STRITTMATTER Stephen Hawking hat sich zu einer Heimbeatmung entschlossen, was ihm letztlich bei annähernd kompletter Lähmung seines ganzen Körpers ein langes Überleben gesichert hat. Bemerkenswert dabei ist, dass die geistige Leistungsfähigkeit bei der ALS in den allermeisten Fällen erhalten bleibt. Das gilt auch für die Wahrnehmung unserer Sinneseindrücke. Die Fähigkeit, Musik hören, zu lesen und zur Kommunikation – auch über zum Beispiel PC-gesteuerte Hilfsmittel – bleiben erhalten und haben trotz der schwersten körperlichen Beeinträchtigung eine hohe Lebensqualität.

Wie verkraften Patienten die Diagnose, die das Todesurteil bedeutet?

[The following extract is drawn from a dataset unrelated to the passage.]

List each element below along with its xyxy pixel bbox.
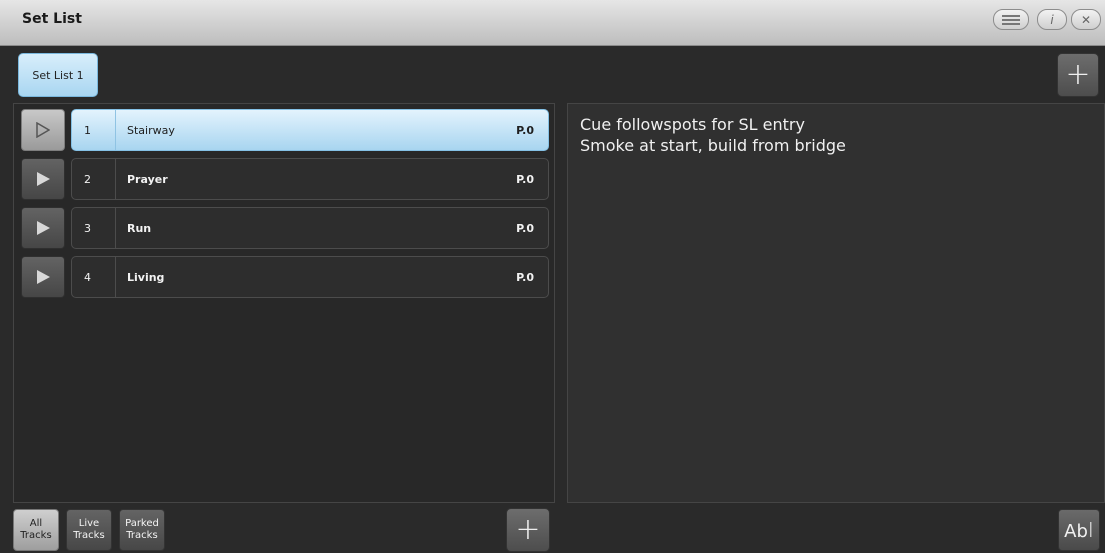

STRITTMATTER Sehr unterschiedlich, und die Krankheitsverarbeitung auch im Verlauf ist von Mensch zu Mensch sehr unterschiedlich. Von entscheidender Bedeutung ist von Anfang an ein gutes Vertrauensverhältnis zu behandelnden Ärzten und Therapeuten. Eine entscheidende Bedeutung kommt ebenso einer psychologischen Mitbetreuung zu. Dies gilt im Übrigen nicht nur für den Patienten, sondern auch für die betroffenen Angehörigen. Gemeinsam muss man zum Beispiel die wegweisende Frage beantworten, ob ein Leben mit der Heimbeatmung gewünscht wird oder nicht.

Gibt es Therapien in der Psychologie, die die vielfältigen Belastungen von Betroffenen, wie beispielsweise Ängste und Ungewissheit mindern?

STRITTMATTER Das Ziel jeder Behandlung der ALS-Krankheit ist, Betroffenen ein möglichst langes, unabhängiges und beschwerdearmes Leben zu ermöglichen. Die beste Betreuung erfahren Patienten in einer Klinik, die zur Behandlung ein interdisziplinäres Team zur Verfügung hat. Dazu gehören neben Neurologen auch Magen-Darm-Spezialisten (zum Beispiel Ernährungssonde), Lungenfachärzte (Linderung der Atemnot), Sprechtherapeuten (Sprachstörung und Schluckstörung), Psychologen, Physio- und Ergotherapeuten und Ernährungsberater.